I pull the door open and step inside, bracing myself for the heat and noise, but there is nothing here tonight. Just a few lights flicked on, running up and down the walls, and one long solitary bulb directly over the ring—a soft yellow glow emanating from the metal cage wrapped around it.
“What the hell?” I mutter.
I unzip my coat and take off my sunglasses. Maybe I have the wrong day. Hell, maybe I have the wrong week, the wrong bus, the wrong building.
“Ray…Ray, over here.”
Sitting next to the ring on a small wooden stool is Edson. He’s a shrinking elderly man, white hair shooting out in all directions, including his nose and ears. He’s polishing up something, rubbing oil into a pair of leather gloves, fast at work, a metal bucket by his feet. He turns and spits some tobacco juice into it and looks up at me, squinting from behind a pair of thin wire glasses.
“What’s going on, Ed?”
“You didn’t get the email, the text message, voicemail—none of that?”

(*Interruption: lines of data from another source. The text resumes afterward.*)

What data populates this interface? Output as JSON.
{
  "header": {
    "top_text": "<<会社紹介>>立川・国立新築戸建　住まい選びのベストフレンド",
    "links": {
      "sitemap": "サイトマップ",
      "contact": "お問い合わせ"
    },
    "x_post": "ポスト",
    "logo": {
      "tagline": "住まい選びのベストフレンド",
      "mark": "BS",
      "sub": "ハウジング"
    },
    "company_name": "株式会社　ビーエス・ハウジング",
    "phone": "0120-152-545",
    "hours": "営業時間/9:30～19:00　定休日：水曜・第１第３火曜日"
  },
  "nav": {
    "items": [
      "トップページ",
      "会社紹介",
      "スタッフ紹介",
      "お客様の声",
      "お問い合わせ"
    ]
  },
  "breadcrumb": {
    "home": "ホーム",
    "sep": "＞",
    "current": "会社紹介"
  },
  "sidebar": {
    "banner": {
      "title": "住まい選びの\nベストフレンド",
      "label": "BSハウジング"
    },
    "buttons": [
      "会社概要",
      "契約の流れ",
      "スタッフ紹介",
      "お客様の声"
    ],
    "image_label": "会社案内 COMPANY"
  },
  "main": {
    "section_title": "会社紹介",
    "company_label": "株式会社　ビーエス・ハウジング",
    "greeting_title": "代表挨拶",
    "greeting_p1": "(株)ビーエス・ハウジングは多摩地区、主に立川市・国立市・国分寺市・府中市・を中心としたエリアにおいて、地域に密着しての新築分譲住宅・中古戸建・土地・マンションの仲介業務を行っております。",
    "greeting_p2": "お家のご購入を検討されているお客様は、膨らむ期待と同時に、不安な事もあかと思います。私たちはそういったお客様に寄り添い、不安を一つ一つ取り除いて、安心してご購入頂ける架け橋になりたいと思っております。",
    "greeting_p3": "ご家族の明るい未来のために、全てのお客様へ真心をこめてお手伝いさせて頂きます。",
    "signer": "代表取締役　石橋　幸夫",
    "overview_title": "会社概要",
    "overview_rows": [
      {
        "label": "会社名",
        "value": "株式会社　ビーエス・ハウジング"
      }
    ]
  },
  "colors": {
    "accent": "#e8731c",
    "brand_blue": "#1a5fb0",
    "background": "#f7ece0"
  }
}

I scowl at him as I walk closer.
“No, of course you didn’t, you’re neither man nor beast, caught somewhere in between, living in the woods, raised by wolves, limping back to your apartment when the moon finally goes to bed. Right, Boom-Boom? That about it?”
“Something like that, I guess.”
Edson’s eyes twitch a few times as he kneads the gloves, nodding his head.
“Mixing it up tonight, old friend. Casper versus the Holy Spirit, a fight for the ages, no holds barred.”
“What are you talking about, Ed?”
“You’re Casper, right? Get it? Big white ghost?”
“I get it, Ed.”
“You like the money, right, Ray? Maybe up for a challenge, yeah? Something different? Tired of the riffraff and supermodels, my friend?”